PAP, CHAP, MS-CHAP 4.2 Flashcards
Point-to-Point Protocol (PPP Authentication)
If you need to authenticate on a point-to-point network, then you need PPP authentication. (Analog Dialup, ISDN) There are also derivatives of PPP, Point to point tunneling protocol (PPTP) and point to point protocol over ethernet (PPPoE) (DSL Authentication). If you need to authenticate over non-ethernet networks, you need PAP, CHAP, or MS-CHAP.
Password Authentication Protocol (PAP)
Old, not common to see, only used in legacy systems. It’s “in the clear”, no encryption authentication.
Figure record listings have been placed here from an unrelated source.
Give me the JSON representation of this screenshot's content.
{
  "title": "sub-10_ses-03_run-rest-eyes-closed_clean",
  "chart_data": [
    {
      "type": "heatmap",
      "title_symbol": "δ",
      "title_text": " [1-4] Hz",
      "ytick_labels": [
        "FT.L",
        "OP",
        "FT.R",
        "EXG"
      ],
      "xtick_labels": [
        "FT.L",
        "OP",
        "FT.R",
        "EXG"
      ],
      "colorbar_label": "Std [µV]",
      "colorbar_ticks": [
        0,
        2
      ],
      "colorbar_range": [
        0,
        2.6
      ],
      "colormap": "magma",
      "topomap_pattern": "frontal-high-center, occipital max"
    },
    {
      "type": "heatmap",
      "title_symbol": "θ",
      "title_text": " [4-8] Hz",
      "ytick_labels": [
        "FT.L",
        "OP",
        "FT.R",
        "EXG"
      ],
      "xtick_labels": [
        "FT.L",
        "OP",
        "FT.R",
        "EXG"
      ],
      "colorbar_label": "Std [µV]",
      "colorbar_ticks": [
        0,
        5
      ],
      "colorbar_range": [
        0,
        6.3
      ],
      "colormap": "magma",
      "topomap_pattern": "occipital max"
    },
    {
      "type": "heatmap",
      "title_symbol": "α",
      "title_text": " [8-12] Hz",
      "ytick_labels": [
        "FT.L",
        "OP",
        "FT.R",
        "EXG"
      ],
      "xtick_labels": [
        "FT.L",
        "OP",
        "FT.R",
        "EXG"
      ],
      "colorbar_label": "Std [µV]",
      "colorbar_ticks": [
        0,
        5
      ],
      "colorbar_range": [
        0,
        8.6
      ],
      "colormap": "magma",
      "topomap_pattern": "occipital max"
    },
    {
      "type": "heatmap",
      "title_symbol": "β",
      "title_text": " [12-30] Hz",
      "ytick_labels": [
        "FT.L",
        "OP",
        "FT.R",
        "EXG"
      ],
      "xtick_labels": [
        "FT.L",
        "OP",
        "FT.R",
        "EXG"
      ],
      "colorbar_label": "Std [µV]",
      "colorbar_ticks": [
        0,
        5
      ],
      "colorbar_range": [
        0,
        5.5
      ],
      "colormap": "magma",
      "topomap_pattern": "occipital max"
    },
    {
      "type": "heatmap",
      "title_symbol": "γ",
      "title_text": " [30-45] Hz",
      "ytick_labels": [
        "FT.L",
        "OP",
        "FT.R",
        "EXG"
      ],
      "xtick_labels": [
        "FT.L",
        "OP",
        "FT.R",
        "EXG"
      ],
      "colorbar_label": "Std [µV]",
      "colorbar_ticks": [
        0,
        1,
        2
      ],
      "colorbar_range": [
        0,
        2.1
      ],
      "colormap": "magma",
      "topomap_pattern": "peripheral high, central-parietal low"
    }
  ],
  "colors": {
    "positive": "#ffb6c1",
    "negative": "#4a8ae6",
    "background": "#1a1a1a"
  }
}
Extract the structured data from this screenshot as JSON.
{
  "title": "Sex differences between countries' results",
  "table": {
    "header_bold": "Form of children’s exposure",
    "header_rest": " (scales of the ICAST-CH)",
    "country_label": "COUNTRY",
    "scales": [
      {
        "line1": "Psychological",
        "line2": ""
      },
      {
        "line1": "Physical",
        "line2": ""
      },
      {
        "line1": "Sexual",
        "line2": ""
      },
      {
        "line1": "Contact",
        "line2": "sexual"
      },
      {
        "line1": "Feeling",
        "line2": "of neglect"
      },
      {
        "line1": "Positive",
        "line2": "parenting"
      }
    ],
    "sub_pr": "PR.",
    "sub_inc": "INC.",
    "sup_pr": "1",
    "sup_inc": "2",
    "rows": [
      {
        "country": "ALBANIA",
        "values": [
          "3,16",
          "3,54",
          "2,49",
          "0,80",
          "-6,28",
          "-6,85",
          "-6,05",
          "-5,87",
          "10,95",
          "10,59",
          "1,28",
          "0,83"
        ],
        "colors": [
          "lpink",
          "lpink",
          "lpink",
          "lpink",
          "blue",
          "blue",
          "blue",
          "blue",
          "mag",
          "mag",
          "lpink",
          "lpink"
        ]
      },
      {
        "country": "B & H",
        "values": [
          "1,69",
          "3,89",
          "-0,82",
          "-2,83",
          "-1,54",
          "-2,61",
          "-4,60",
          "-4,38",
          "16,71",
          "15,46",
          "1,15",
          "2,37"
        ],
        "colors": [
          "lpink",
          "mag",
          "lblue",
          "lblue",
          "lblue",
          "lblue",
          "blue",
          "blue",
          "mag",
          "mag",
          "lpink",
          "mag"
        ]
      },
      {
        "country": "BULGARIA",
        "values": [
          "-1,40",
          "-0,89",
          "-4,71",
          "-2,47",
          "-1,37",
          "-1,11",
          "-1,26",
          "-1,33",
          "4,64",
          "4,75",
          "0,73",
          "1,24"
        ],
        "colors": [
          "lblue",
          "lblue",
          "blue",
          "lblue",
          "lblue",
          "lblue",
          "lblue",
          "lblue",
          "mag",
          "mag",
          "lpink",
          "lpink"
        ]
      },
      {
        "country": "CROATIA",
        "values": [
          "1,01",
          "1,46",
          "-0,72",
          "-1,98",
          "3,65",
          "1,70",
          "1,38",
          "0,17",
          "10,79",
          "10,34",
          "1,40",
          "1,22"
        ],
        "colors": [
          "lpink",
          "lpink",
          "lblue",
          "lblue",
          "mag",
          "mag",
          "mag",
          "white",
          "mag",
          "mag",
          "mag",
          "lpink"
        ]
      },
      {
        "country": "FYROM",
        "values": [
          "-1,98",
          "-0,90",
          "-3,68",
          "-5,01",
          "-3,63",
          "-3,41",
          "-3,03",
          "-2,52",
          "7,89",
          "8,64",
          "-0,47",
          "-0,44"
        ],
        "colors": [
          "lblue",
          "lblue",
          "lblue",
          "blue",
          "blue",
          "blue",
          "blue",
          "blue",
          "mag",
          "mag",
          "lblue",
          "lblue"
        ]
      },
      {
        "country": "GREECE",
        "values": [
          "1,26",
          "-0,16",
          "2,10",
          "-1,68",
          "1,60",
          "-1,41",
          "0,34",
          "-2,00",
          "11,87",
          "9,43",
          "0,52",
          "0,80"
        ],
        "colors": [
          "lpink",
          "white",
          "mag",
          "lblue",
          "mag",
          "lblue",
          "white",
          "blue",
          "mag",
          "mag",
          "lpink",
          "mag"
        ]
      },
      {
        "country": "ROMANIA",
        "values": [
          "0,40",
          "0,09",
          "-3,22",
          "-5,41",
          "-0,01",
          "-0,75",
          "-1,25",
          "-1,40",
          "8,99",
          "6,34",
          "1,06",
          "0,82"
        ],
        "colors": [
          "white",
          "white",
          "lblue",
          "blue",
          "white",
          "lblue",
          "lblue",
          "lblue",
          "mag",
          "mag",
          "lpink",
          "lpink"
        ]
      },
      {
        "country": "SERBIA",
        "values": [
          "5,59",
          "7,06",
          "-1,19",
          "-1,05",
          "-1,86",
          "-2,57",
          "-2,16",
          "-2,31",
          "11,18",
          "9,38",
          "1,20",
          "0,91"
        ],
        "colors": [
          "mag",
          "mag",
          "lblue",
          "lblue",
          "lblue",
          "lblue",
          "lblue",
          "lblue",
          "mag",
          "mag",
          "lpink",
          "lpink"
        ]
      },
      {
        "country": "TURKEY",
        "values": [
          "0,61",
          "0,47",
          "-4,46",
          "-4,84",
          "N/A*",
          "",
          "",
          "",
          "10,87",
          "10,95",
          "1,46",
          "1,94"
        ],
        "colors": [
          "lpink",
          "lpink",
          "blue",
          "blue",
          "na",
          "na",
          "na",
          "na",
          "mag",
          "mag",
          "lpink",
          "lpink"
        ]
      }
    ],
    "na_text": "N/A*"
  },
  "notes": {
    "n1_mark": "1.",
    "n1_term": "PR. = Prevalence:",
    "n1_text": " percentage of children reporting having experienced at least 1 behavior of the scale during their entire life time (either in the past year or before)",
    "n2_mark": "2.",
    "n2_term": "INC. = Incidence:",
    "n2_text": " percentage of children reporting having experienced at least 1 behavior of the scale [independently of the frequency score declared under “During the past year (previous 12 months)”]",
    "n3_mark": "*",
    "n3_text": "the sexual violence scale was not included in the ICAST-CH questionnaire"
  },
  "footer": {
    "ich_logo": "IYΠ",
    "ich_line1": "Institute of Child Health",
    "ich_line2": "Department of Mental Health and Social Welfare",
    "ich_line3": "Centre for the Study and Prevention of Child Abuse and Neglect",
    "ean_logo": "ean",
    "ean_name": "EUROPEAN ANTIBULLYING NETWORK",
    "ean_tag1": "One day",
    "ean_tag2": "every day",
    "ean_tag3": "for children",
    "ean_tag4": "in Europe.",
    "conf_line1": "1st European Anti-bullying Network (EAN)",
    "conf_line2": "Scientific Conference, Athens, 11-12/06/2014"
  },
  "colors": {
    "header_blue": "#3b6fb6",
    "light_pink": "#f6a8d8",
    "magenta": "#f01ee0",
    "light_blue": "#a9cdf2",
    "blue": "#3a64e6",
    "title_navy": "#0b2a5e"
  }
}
It’s obviously a weak authentication scheme.
Challenge-Handshake Authentication Protocol (CHAP)
Created to provide more security than PAP. An encrypted challenge sent over the network. Three way handshake. After link is established, server sends a challenge message. The client responds with a password hash calculated form the challenge and the password. Server compares received hash with stored hash. This process will occur again periodically during connect w/o the user knowing its happening.
MS-CHAP
Microsoft’s version of CHAP. It’s not good. Security issues related to the use of DES protocol. It’s relatively easy to brute force. People use L2TP or IPsec or other secure VPN technology instead.